Aku langsung pergi ke rumah sakit walaupun aku masih syok karena dibentak oleh Sarah. Belum pernah aku mendengar Sarah semarah ini. Untunglah mobilku bisa diajak kompromi disaat-saat seperti ini, aku terus memacu mobilku sampai aku melihat rumah sakit yang sudah kukenal sejak tiga tahun lalu. Kulihat Sarah dengan pakaian serba hijau menungguku di gerbang parkir.
Setelah memarkir RX-8 kesayanganku aku langsung berlari ke arah Sarah. Sarah terlihat pucat, matanya merah karena menahan tangis.
“Sarah, sebenarnya Donny kenapa?”
“Sebenarnya sejak kecil Donny punya penyakit jantung tapi dia berkeras untuk tidak memberitahukannya kepadamu,  dan sekarang,” Sarah menarik nafas panjang sebelum melanjutkan. “Dia sedang dirawat, aku memanggilmu kesini karena.. karena aku takut kamu nggak akan bisa bertemu dengan dia lagi.” Akhirnya tangis Sarah pecah. Hatiku miris mendengar apa yang dikatakan Sarah barusan. Kucoba untuk menenangkannya agar aku dapat bertanya lebih jauh. 
Aku menggiring Sarah ke dalam gedung rumah sakit kerena hujan sudah mulai turun. Tepat pada saat itu aku melihat ibu Sarah datang. “Sebaiknya kalian masuk, Donny sudah sadar.” Kata wanita itu, beliau sudah ku kenal dengan baik dan sekarang beliau terlihat sangat lelah walaupun masih sempat tersenyum saat melihatku.
Aku dan Sarah masuk ke dalam ruangan, ruangan itu bernuansa biru langit, warna kesukaan Donny. Donny terbaring di ranjang dengan selang menempel di tubuhnya. Hariku kembaili sakit melihat sahabatku terbaring lemas tanpa daya, matanya tertutup dan aku dapat mendengar setiap tarikan nafasnya yang menahan sakit.
“Don,” Sarah memanggil adiknya. “Don, bangun, ada Eve disini.” Donny perlahan membuka matanya dan menatap kakaknya. Perlahan ia mengalihkan pandangannya kepadaku.
“Hei,” Suara Donny terdengar lemas. “Pasti sangat menyedihkan melihatku saat ini.” Katanya sambil terpaksa tersenyum.

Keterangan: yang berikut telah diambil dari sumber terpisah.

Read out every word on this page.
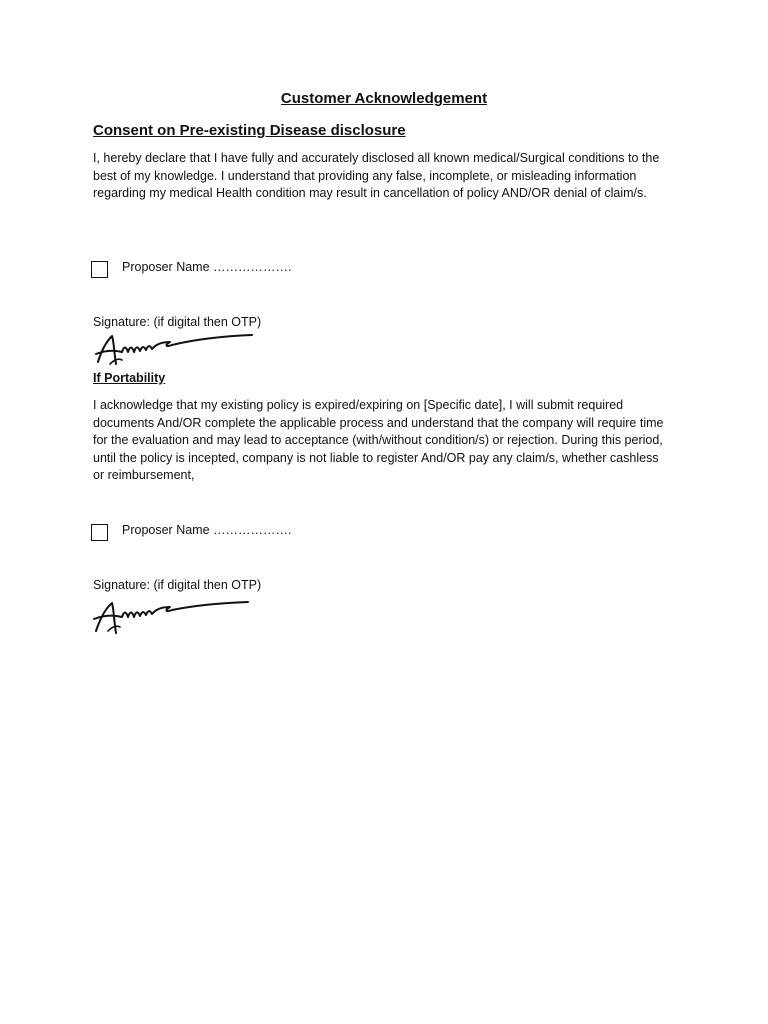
Customer Acknowledgement
Consent on Pre-existing Disease disclosure

I, hereby declare that I have fully and accurately disclosed all known medical/Surgical conditions to the best of my knowledge. I understand that providing any false, incomplete, or misleading information regarding my medical Health condition may result in cancellation of policy AND/OR denial of claim/s.

Proposer Name ……………….
Signature: (if digital then OTP)
If Portability

I acknowledge that my existing policy is expired/expiring on [Specific date], I will submit required documents And/OR complete the applicable process and understand that the company will require time for the evaluation and may lead to acceptance (with/without condition/s) or rejection. During this period, until the policy is incepted, company is not liable to register And/OR pay any claim/s, whether cashless or reimbursement,

Proposer Name ……………….
Signature: (if digital then OTP)
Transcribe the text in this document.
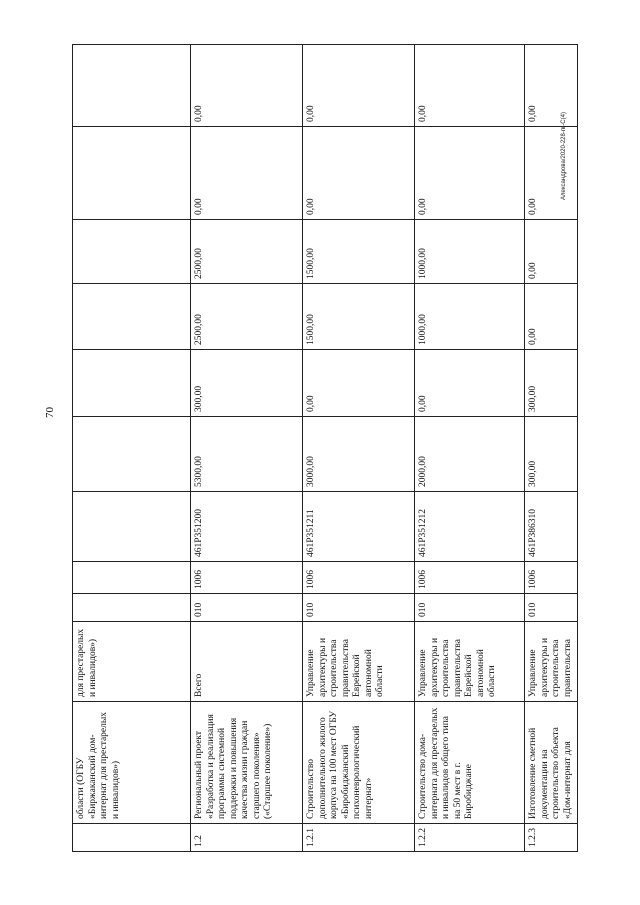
70
	области (ОГБУ «Биржаканский дом-интернат для престарелых и инвалидов»)	для престарелых и инвалидов»)									
1.2	Региональный проект «Разработка и реализация программы системной поддержки и повышения качества жизни граждан старшего поколения» («Старшее поколение»)	Всего	010	1006	461Р351200	5300,00	300,00	2500,00	2500,00	0,00	0,00
1.2.1	Строительство дополнительного жилого корпуса на 100 мест ОГБУ «Биробиджанский психоневрологический интернат»	Управление архитектуры и строительства правительства Еврейской автономной области	010	1006	461Р351211	3000,00	0,00	1500,00	1500,00	0,00	0,00
1.2.2	Строительство дома-интерната для престарелых и инвалидов общего типа на 50 мест в г. Биробиджане	Управление архитектуры и строительства правительства Еврейской автономной области	010	1006	461Р351212	2000,00	0,00	1000,00	1000,00	0,00	0,00
1.2.3	Изготовление сметной документации на строительство объекта «Дом-интернат для	Управление архитектуры и строительства правительства	010	1006	461Р386310	300,00	300,00	0,00	0,00	0,00	0,00	Александрова/2020-228-пг-С(4)
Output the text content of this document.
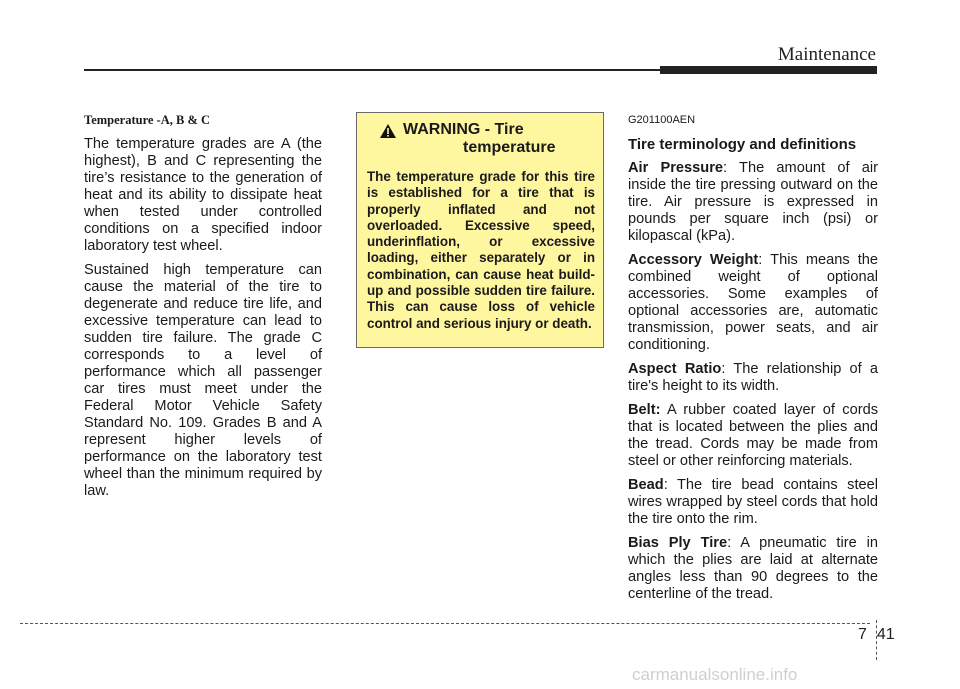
Maintenance

Temperature -A, B & C

The temperature grades are A (the highest), B and C representing the tire’s resistance to the generation of heat and its ability to dissipate heat when tested under controlled conditions on a specified indoor laboratory test wheel.

Sustained high temperature can cause the material of the tire to degenerate and reduce tire life, and excessive temperature can lead to sudden tire failure. The grade C corresponds to a level of performance which all passenger car tires must meet under the Federal Motor Vehicle Safety Standard No. 109. Grades B and A represent higher levels of performance on the laboratory test wheel than the minimum required by law.

WARNING - Tire
temperature
The temperature grade for this tire is established for a tire that is properly inflated and not overloaded. Excessive speed, underinflation, or excessive loading, either separately or in combination, can cause heat build-up and possible sudden tire failure. This can cause loss of vehicle control and serious injury or death.

G201100AEN

Tire terminology and definitions

Air Pressure: The amount of air inside the tire pressing outward on the tire. Air pressure is expressed in pounds per square inch (psi) or kilopascal (kPa).

Accessory Weight: This means the combined weight of optional accessories. Some examples of optional accessories are, automatic transmission, power seats, and air conditioning.

Aspect Ratio: The relationship of a tire's height to its width.

Belt: A rubber coated layer of cords that is located between the plies and the tread. Cords may be made from steel or other reinforcing materials.

Bead: The tire bead contains steel wires wrapped by steel cords that hold the tire onto the rim.

Bias Ply Tire: A pneumatic tire in which the plies are laid at alternate angles less than 90 degrees to the centerline of the tread.

7 41
carmanualsonline.info
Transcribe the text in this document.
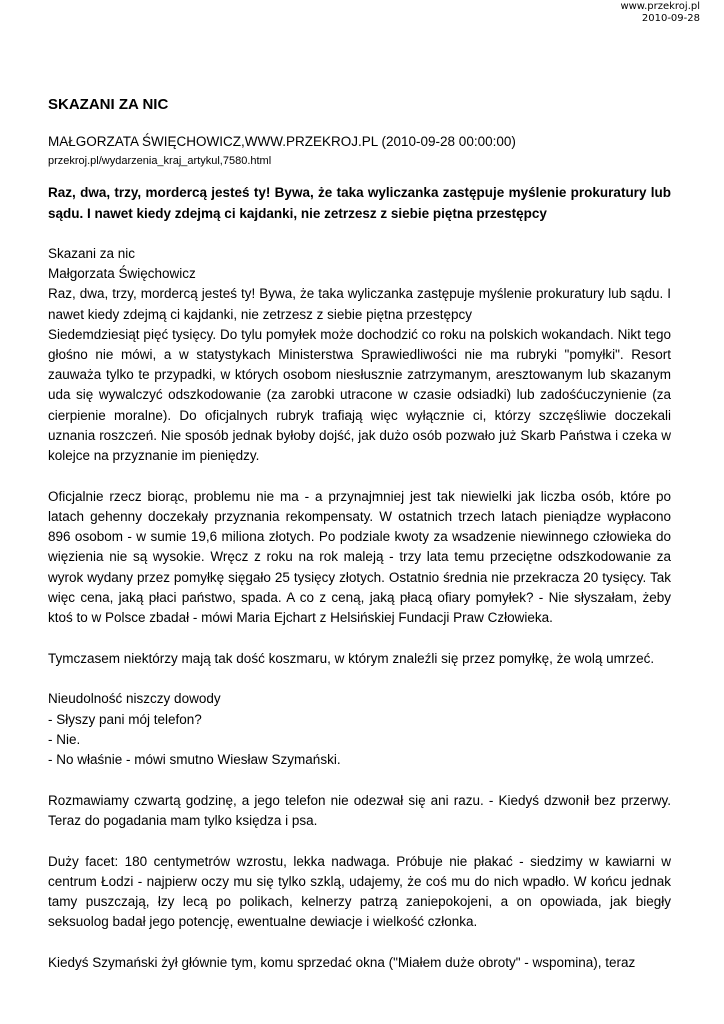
www.przekroj.pl
2010-09-28
SKAZANI ZA NIC
MAŁGORZATA ŚWIĘCHOWICZ,WWW.PRZEKROJ.PL (2010-09-28 00:00:00)
przekroj.pl/wydarzenia_kraj_artykul,7580.html
Raz, dwa, trzy, mordercą jesteś ty! Bywa, że taka wyliczanka zastępuje myślenie prokuratury lub sądu. I nawet kiedy zdejmą ci kajdanki, nie zetrzesz z siebie piętna przestępcy
Skazani za nic
Małgorzata Święchowicz
Raz, dwa, trzy, mordercą jesteś ty! Bywa, że taka wyliczanka zastępuje myślenie prokuratury lub sądu. I nawet kiedy zdejmą ci kajdanki, nie zetrzesz z siebie piętna przestępcy
Siedemdziesiąt pięć tysięcy. Do tylu pomyłek może dochodzić co roku na polskich wokandach. Nikt tego głośno nie mówi, a w statystykach Ministerstwa Sprawiedliwości nie ma rubryki "pomyłki". Resort zauważa tylko te przypadki, w których osobom niesłusznie zatrzymanym, aresztowanym lub skazanym uda się wywalczyć odszkodowanie (za zarobki utracone w czasie odsiadki) lub zadośćuczynienie (za cierpienie moralne). Do oficjalnych rubryk trafiają więc wyłącznie ci, którzy szczęśliwie doczekali uznania roszczeń. Nie sposób jednak byłoby dojść, jak dużo osób pozwało już Skarb Państwa i czeka w kolejce na przyznanie im pieniędzy.
Oficjalnie rzecz biorąc, problemu nie ma - a przynajmniej jest tak niewielki jak liczba osób, które po latach gehenny doczekały przyznania rekompensaty. W ostatnich trzech latach pieniądze wypłacono 896 osobom - w sumie 19,6 miliona złotych. Po podziale kwoty za wsadzenie niewinnego człowieka do więzienia nie są wysokie. Wręcz z roku na rok maleją - trzy lata temu przeciętne odszkodowanie za wyrok wydany przez pomyłkę sięgało 25 tysięcy złotych. Ostatnio średnia nie przekracza 20 tysięcy. Tak więc cena, jaką płaci państwo, spada. A co z ceną, jaką płacą ofiary pomyłek? - Nie słyszałam, żeby ktoś to w Polsce zbadał - mówi Maria Ejchart z Helsińskiej Fundacji Praw Człowieka.
Tymczasem niektórzy mają tak dość koszmaru, w którym znaleźli się przez pomyłkę, że wolą umrzeć.
Nieudolność niszczy dowody
- Słyszy pani mój telefon?
- Nie.
- No właśnie - mówi smutno Wiesław Szymański.
Rozmawiamy czwartą godzinę, a jego telefon nie odezwał się ani razu. - Kiedyś dzwonił bez przerwy. Teraz do pogadania mam tylko księdza i psa.
Duży facet: 180 centymetrów wzrostu, lekka nadwaga. Próbuje nie płakać - siedzimy w kawiarni w centrum Łodzi - najpierw oczy mu się tylko szklą, udajemy, że coś mu do nich wpadło. W końcu jednak tamy puszczają, łzy lecą po polikach, kelnerzy patrzą zaniepokojeni, a on opowiada, jak biegły seksuolog badał jego potencję, ewentualne dewiacje i wielkość członka.
Kiedyś Szymański żył głównie tym, komu sprzedać okna ("Miałem duże obroty" - wspomina), teraz
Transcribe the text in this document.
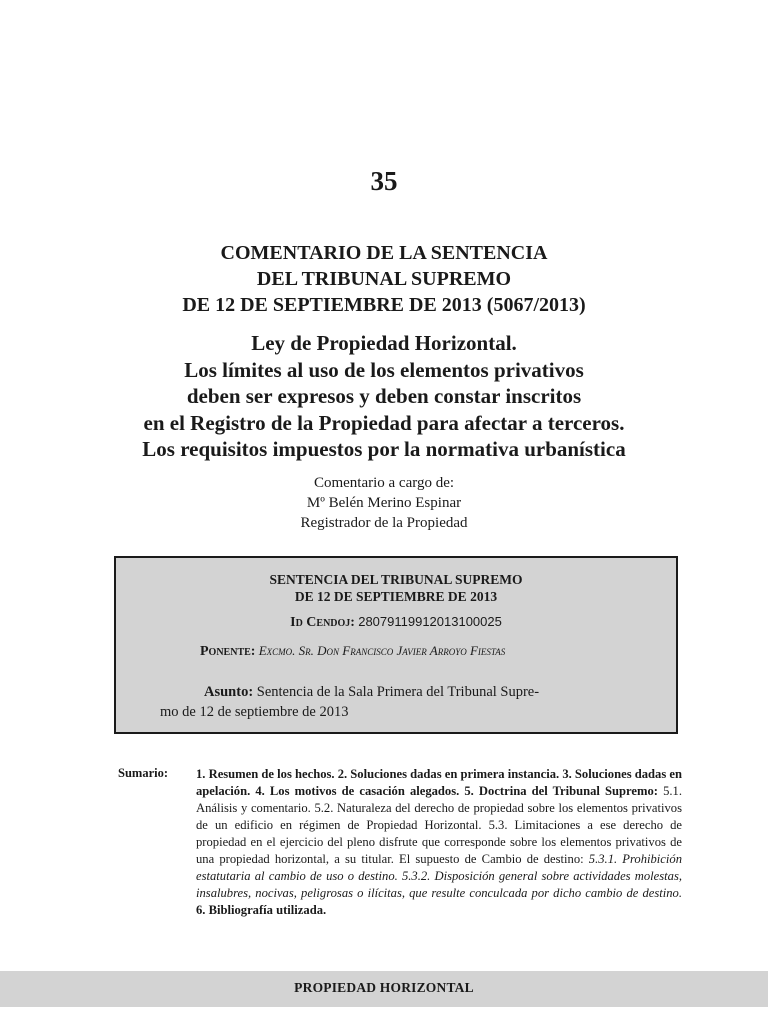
35
COMENTARIO DE LA SENTENCIA
DEL TRIBUNAL SUPREMO
DE 12 DE SEPTIEMBRE DE 2013 (5067/2013)
Ley de Propiedad Horizontal.
Los límites al uso de los elementos privativos
deben ser expresos y deben constar inscritos
en el Registro de la Propiedad para afectar a terceros.
Los requisitos impuestos por la normativa urbanística
Comentario a cargo de:
Mº Belén Merino Espinar
Registrador de la Propiedad
SENTENCIA DEL TRIBUNAL SUPREMO
DE 12 DE SEPTIEMBRE DE 2013
Id Cendoj: 28079119912013100025
Ponente: Excmo. Sr. Don Francisco Javier Arroyo Fiestas
Asunto: Sentencia de la Sala Primera del Tribunal Supre-
mo de 12 de septiembre de 2013
Sumario: 1. Resumen de los hechos. 2. Soluciones dadas en primera instancia. 3. Soluciones dadas en apelación. 4. Los motivos de casación alegados. 5. Doctrina del Tribunal Supremo: 5.1. Análisis y comentario. 5.2. Naturaleza del derecho de propiedad sobre los elementos privativos de un edificio en régimen de Propiedad Horizontal. 5.3. Limitaciones a ese derecho de propiedad en el ejercicio del pleno disfrute que corresponde sobre los elementos privativos de una propiedad horizontal, a su titular. El supuesto de Cambio de destino: 5.3.1. Prohibición estatutaria al cambio de uso o destino. 5.3.2. Disposición general sobre actividades molestas, insalubres, nocivas, peligrosas o ilícitas, que resulte conculcada por dicho cambio de destino. 6. Bibliografía utilizada.
PROPIEDAD HORIZONTAL
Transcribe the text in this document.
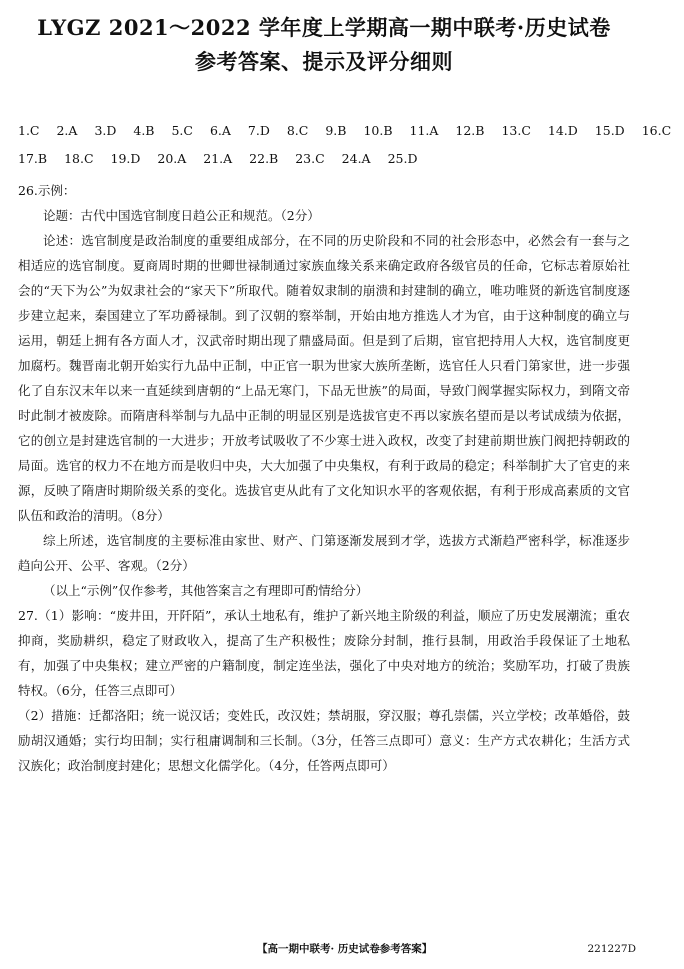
LYGZ 2021～2022 学年度上学期高一期中联考·历史试卷
参考答案、提示及评分细则
1.C 2.A 3.D 4.B 5.C 6.A 7.D 8.C 9.B 10.B 11.A 12.B 13.C 14.D 15.D 16.C
17.B 18.C 19.D 20.A 21.A 22.B 23.C 24.A 25.D

26.示例：

论题：古代中国选官制度日趋公正和规范。（2分）

论述：选官制度是政治制度的重要组成部分，在不同的历史阶段和不同的社会形态中，必然会有一套与之相适应的选官制度。夏商周时期的世卿世禄制通过家族血缘关系来确定政府各级官员的任命，它标志着原始社会的“天下为公”为奴隶社会的“家天下”所取代。随着奴隶制的崩溃和封建制的确立，唯功唯贤的新选官制度逐步建立起来，秦国建立了军功爵禄制。到了汉朝的察举制，开始由地方推选人才为官，由于这种制度的确立与运用，朝廷上拥有各方面人才，汉武帝时期出现了鼎盛局面。但是到了后期，宦官把持用人大权，选官制度更加腐朽。魏晋南北朝开始实行九品中正制，中正官一职为世家大族所垄断，选官任人只看门第家世，进一步强化了自东汉末年以来一直延续到唐朝的“上品无寒门，下品无世族”的局面，导致门阀掌握实际权力，到隋文帝时此制才被废除。而隋唐科举制与九品中正制的明显区别是选拔官吏不再以家族名望而是以考试成绩为依据，它的创立是封建选官制的一大进步；开放考试吸收了不少寒士进入政权，改变了封建前期世族门阀把持朝政的局面。选官的权力不在地方而是收归中央，大大加强了中央集权，有利于政局的稳定；科举制扩大了官吏的来源，反映了隋唐时期阶级关系的变化。选拔官吏从此有了文化知识水平的客观依据，有利于形成高素质的文官队伍和政治的清明。（8分）

综上所述，选官制度的主要标准由家世、财产、门第逐渐发展到才学，选拔方式渐趋严密科学，标准逐步趋向公开、公平、客观。（2分）

（以上“示例”仅作参考，其他答案言之有理即可酌情给分）

27.（1）影响：“废井田，开阡陌”，承认土地私有，维护了新兴地主阶级的利益，顺应了历史发展潮流；重农抑商，奖励耕织，稳定了财政收入，提高了生产积极性；废除分封制，推行县制，用政治手段保证了土地私有，加强了中央集权；建立严密的户籍制度，制定连坐法，强化了中央对地方的统治；奖励军功，打破了贵族特权。（6分，任答三点即可）

（2）措施：迁都洛阳；统一说汉话；变姓氏，改汉姓；禁胡服，穿汉服；尊孔崇儒，兴立学校；改革婚俗，鼓励胡汉通婚；实行均田制；实行租庸调制和三长制。（3分，任答三点即可）意义：生产方式农耕化；生活方式汉族化；政治制度封建化；思想文化儒学化。（4分，任答两点即可）

【高一期中联考· 历史试卷参考答案】	221227D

Akhirnya air mataku tumpah, ini adalah pertama kalinya aku menangisinya. “kenapa kamu nggak bilang kalau kamu sakit?”
“Karena aku sendiri nggak ngerasa sakit, Ve.” Sarah menyuruhku duduk di kursi dan dia langsung keluar ruangan, memberikanku waktu untuk bersama Donny.
“Udah, jangan nangis,” Donny memegang tanganku. “Aku bakal sembuh, jadi kamu jangan nangis lagi.”
Aku akhirnya berhenti menangis saat ibunya Donny masuk dan mengajakku keluar karena kata dokter Donny perlu istirahat.
“Tante, sebenarnya Donny sakit apa?” kuberanikan diri bertanya.
“Dia punya kelainan pada jantungnya, sejak kecil dia sudah beberapa kali keluar masuk rumah sakit. Dan kata dokter dia sudah tidak bisa di tolong, tinggal menghitung minggu saja.” Tante Risa langsung menangis dan akupun kembali menangis.
Setelah berjam-jam aku menunggu di ruang tunggu bersama Sarah dan Tante Risa akhirnya aku berpamitan karena sekarang ada rapat penting YSS. Ini juga demi Donny, jika sampai aku tidak mewakilinya kami akan kehilangan donatur untuk kegiatan-kegiatan YSS.

17:51 , 14 Februari 2012
Hujan turun sangat deras saat aku dalam perjalanan ke gedung YSS. Aku nyakin udara diluar sangat dingin dan kabut mulai turun. Saat aku tiba di lampu merah perempatan dekat tempat tujuanku, dua orang gadis kecil mendekat ke arah mobilku. Mereka tidak menggunakan payung atau jas hujan dan salah satu gadis menuntun gadis satunya. Mereka mengeluarkan  alat musik yang terbuat dari tutup botol, dan gadis yang satunya mulai menyanyi. Awalnya aku tidak begitu peduli, namun gadis kecil itu menyanyi dengan suara keras, mencoba mengalahkan suara hujan yang bergemuruh. Aku menurunkan kaca jendelaku, ternyata suara gadis itu sangat merdu. Aku mengulurkan tanganku memanggil mereka mendekat.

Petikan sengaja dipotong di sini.